The heterozygosity to homozygosity (het/hom) ratio is not only a tool for QC, it also provides an indication of ancestry (Wang et al., 2015). We found that UAE nationals with high Sub-Saharan African admixture also had a high het/hom ratio. Specifically, the individual (UAE_S120) with the highest Sub-Saharan African admixture (58.2%) had a het/hom ratio of 2.135 and was also the individual with the lowest inbreeding coefficient FST, at 0.405. On the other hand, the sample (UAE_S116) with the lowest het/hom ratio (1.25) had an inbreeding coefficient of 0.562 (Supplementary Figures S2, S3) and has 99.9% Middle Eastern ancestry (Supplementary Table S1). Throughout the entire cohort, we observe a strong negative correlation between FST and Sub-Saharan African admixture, with Pearson coefficient of −0.745. Likewise, we observe a weak positive correlation between FST and Middle Eastern component with Pearson coefficient 0.406 (Supplementary Figure S3).

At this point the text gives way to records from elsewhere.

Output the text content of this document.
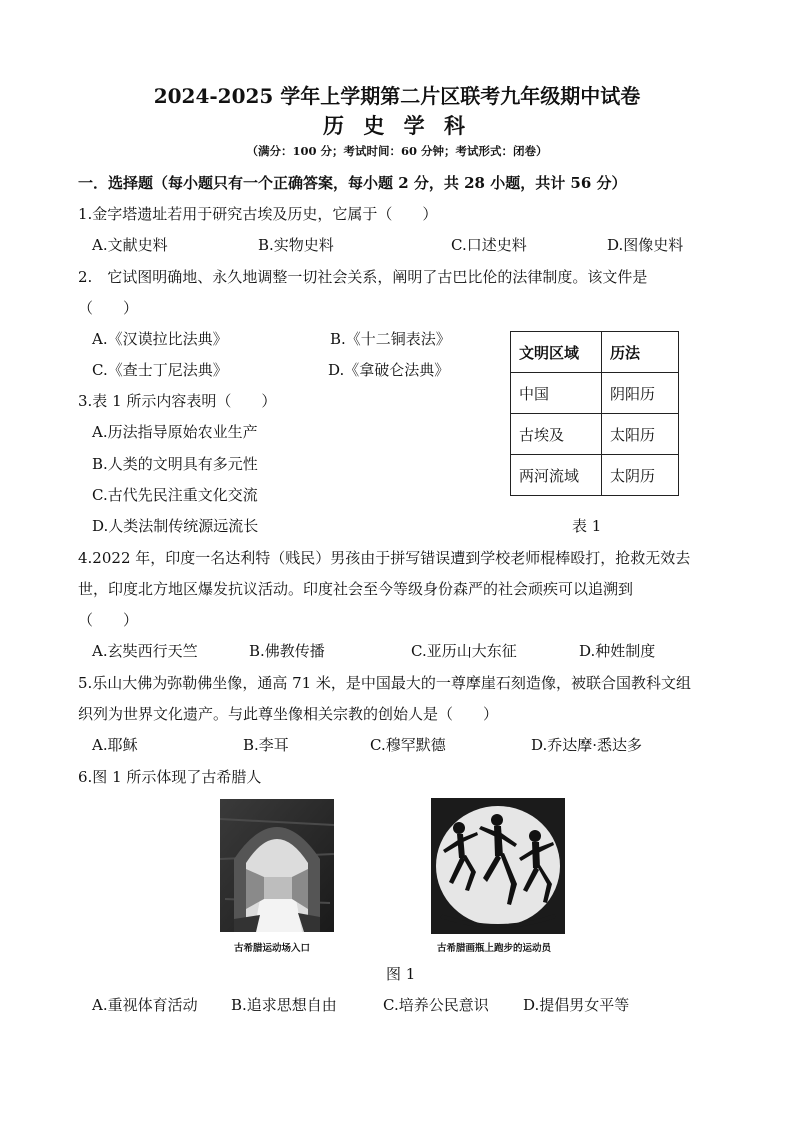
2024-2025 学年上学期第二片区联考九年级期中试卷
历 史 学 科
（满分：100 分；考试时间：60 分钟；考试形式：闭卷）
一．选择题（每小题只有一个正确答案，每小题 2 分，共 28 小题，共计 56 分）
1.金字塔遗址若用于研究古埃及历史，它属于（　　）
A.文献史料	B.实物史料	C.口述史料	D.图像史料
2.　它试图明确地、永久地调整一切社会关系，阐明了古巴比伦的法律制度。该文件是
（　　）
A.《汉谟拉比法典》	B.《十二铜表法》
C.《查士丁尼法典》	D.《拿破仑法典》
3.表 1 所示内容表明（　　）
A.历法指导原始农业生产
B.人类的文明具有多元性
C.古代先民注重文化交流
D.人类法制传统源远流长
文明区域	历法
中国	阴阳历
古埃及	太阳历
两河流域	太阴历
表 1
4.2022 年，印度一名达利特（贱民）男孩由于拼写错误遭到学校老师棍棒殴打，抢救无效去
世，印度北方地区爆发抗议活动。印度社会至今等级身份森严的社会顽疾可以追溯到
（　　）
A.玄奘西行天竺	B.佛教传播	C.亚历山大东征	D.种姓制度
5.乐山大佛为弥勒佛坐像，通高 71 米，是中国最大的一尊摩崖石刻造像，被联合国教科文组
织列为世界文化遗产。与此尊坐像相关宗教的创始人是（　　）
A.耶稣	B.李耳	C.穆罕默德	D.乔达摩·悉达多
6.图 1 所示体现了古希腊人
古希腊运动场入口	古希腊画瓶上跑步的运动员
图 1
A.重视体育活动 B.追求思想自由	C.培养公民意识 D.提倡男女平等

Mitochondrial and Y-DNA Ancestry Haplogroups of the UAE Population
The distribution of the mtDNA haplogroups within the UAE population showed influences from populations in neighboring countries as well as from remote geographical regions. The haplogroup analysis revealed the major influence of H, J, K, T, and U. Fifty five percent of the study group carried these haplogroups that predominant in Europe and West Asia. The next most common haplogroups were the R and M (21%) haplogroups that are mainly found in Central/South Asia followed by the African haplogroups L at 17%. Finally, the N, G, D, and B haplogroups together were found in 7% of the study group, confirming a weaker influence from East Asia (Supplementary Figure 4a).

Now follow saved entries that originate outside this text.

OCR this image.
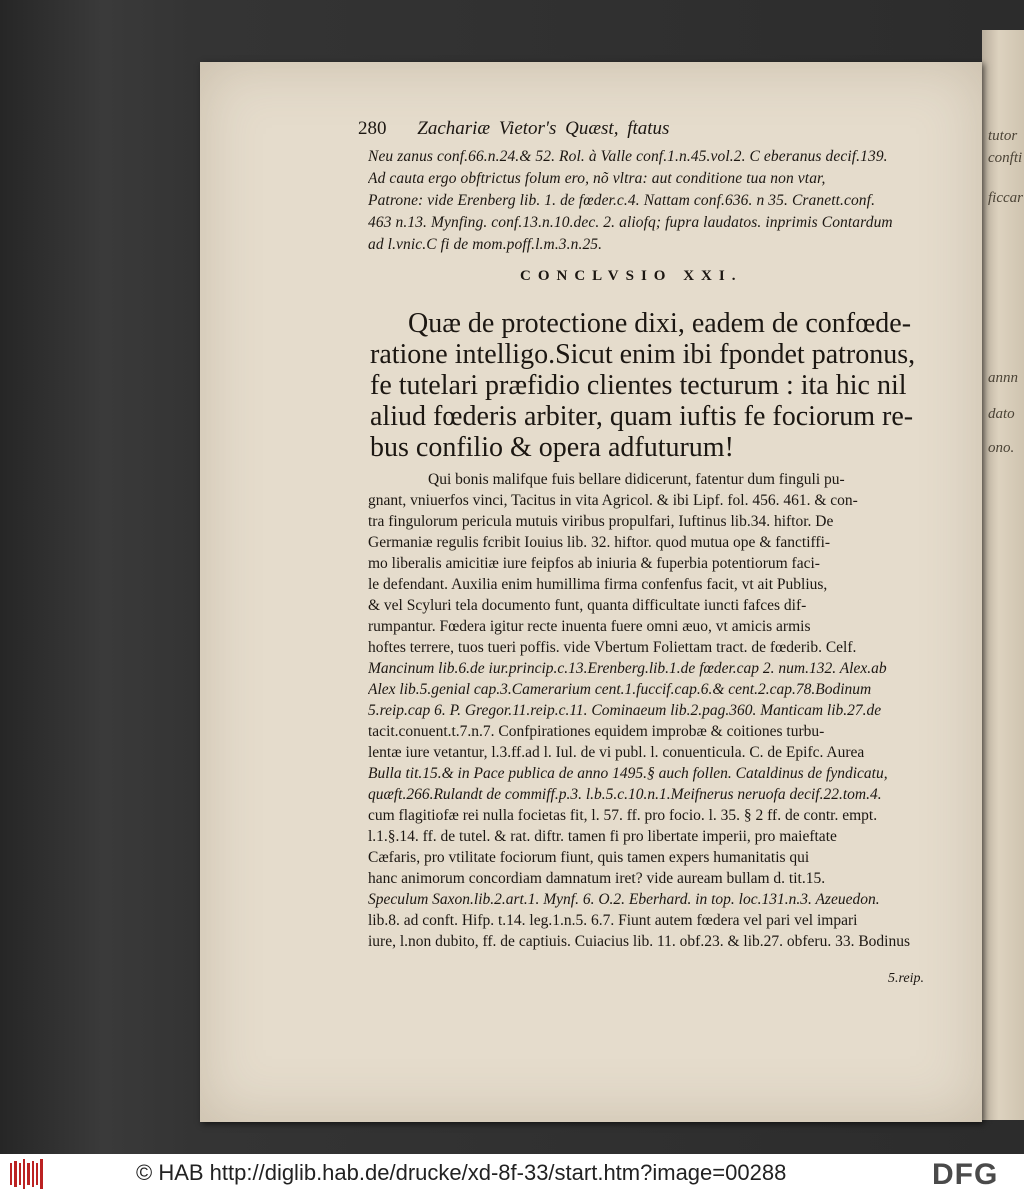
tutor
confti
ficcar
annn
dato
ono.
280 Zachariæ Vietor's Quæst, ftatus
Neu zanus conf.66.n.24.& 52. Rol. à Valle conf.1.n.45.vol.2. C eberanus decif.139.
Ad cauta ergo obftrictus folum ero, nõ vltra: aut conditione tua non vtar,
Patrone: vide Erenberg lib. 1. de fœder.c.4. Nattam conf.636. n 35. Cranett.conf.
463 n.13. Mynfing. conf.13.n.10.dec. 2. aliofq; fupra laudatos. inprimis Contardum
ad l.vnic.C fi de mom.poff.l.m.3.n.25.
CONCLVSIO XXI.
Quæ de protectione dixi, eadem de confœde-
ratione intelligo.Sicut enim ibi fpondet patronus,
fe tutelari præfidio clientes tecturum : ita hic nil
aliud fœderis arbiter, quam iuftis fe fociorum re-
bus confilio & opera adfuturum!
Qui bonis malifque fuis bellare didicerunt, fatentur dum finguli pu-
gnant, vniuerfos vinci, Tacitus in vita Agricol. & ibi Lipf. fol. 456. 461. & con-
tra fingulorum pericula mutuis viribus propulfari, Iuftinus lib.34. hiftor. De
Germaniæ regulis fcribit Iouius lib. 32. hiftor. quod mutua ope & fanctiffi-
mo liberalis amicitiæ iure feipfos ab iniuria & fuperbia potentiorum faci-
le defendant. Auxilia enim humillima firma confenfus facit, vt ait Publius,
& vel Scyluri tela documento funt, quanta difficultate iuncti fafces dif-
rumpantur. Fœdera igitur recte inuenta fuere omni æuo, vt amicis armis
hoftes terrere, tuos tueri poffis. vide Vbertum Foliettam tract. de fœderib. Celf.
Mancinum lib.6.de iur.princip.c.13.Erenberg.lib.1.de fœder.cap 2. num.132. Alex.ab
Alex lib.5.genial cap.3.Camerarium cent.1.fuccif.cap.6.& cent.2.cap.78.Bodinum
5.reip.cap 6. P. Gregor.11.reip.c.11. Cominaeum lib.2.pag.360. Manticam lib.27.de
tacit.conuent.t.7.n.7. Confpirationes equidem improbæ & coitiones turbu-
lentæ iure vetantur, l.3.ff.ad l. Iul. de vi publ. l. conuenticula. C. de Epifc. Aurea
Bulla tit.15.& in Pace publica de anno 1495.§ auch follen. Cataldinus de fyndicatu,
quæft.266.Rulandt de commiff.p.3. l.b.5.c.10.n.1.Meifnerus neruofa decif.22.tom.4.
cum flagitiofæ rei nulla focietas fit, l. 57. ff. pro focio. l. 35. § 2 ff. de contr. empt.
l.1.§.14. ff. de tutel. & rat. diftr. tamen fi pro libertate imperii, pro maieftate
Cæfaris, pro vtilitate fociorum fiunt, quis tamen expers humanitatis qui
hanc animorum concordiam damnatum iret? vide auream bullam d. tit.15.
Speculum Saxon.lib.2.art.1. Mynf. 6. O.2. Eberhard. in top. loc.131.n.3. Azeuedon.
lib.8. ad conft. Hifp. t.14. leg.1.n.5. 6.7. Fiunt autem fœdera vel pari vel impari
iure, l.non dubito, ff. de captiuis. Cuiacius lib. 11. obf.23. & lib.27. obferu. 33. Bodinus
5.reip.
© HAB http://diglib.hab.de/drucke/xd-8f-33/start.htm?image=00288	DFG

The analysis of the Y haplogroups in male subjects showed major influences from the Middle East and Central/South Asia. The most common J haplogroup was found in 52% of the study group, a lineage that is mainly found in the Middle East. The next largest group at 21% was the E haplogroup, primarily found in West and East Africa. Fourteen percent of the study group carried the R haplogroup that is primarily found in Central and South Asia as well as in Eastern Europe. There were minor influences from the G, L, T, and Q haplogroups at 5, 4, 2, and 1%, respectively, haplogroups that are native to Central South Asia and the Middle East (Supplementary Figure 4b).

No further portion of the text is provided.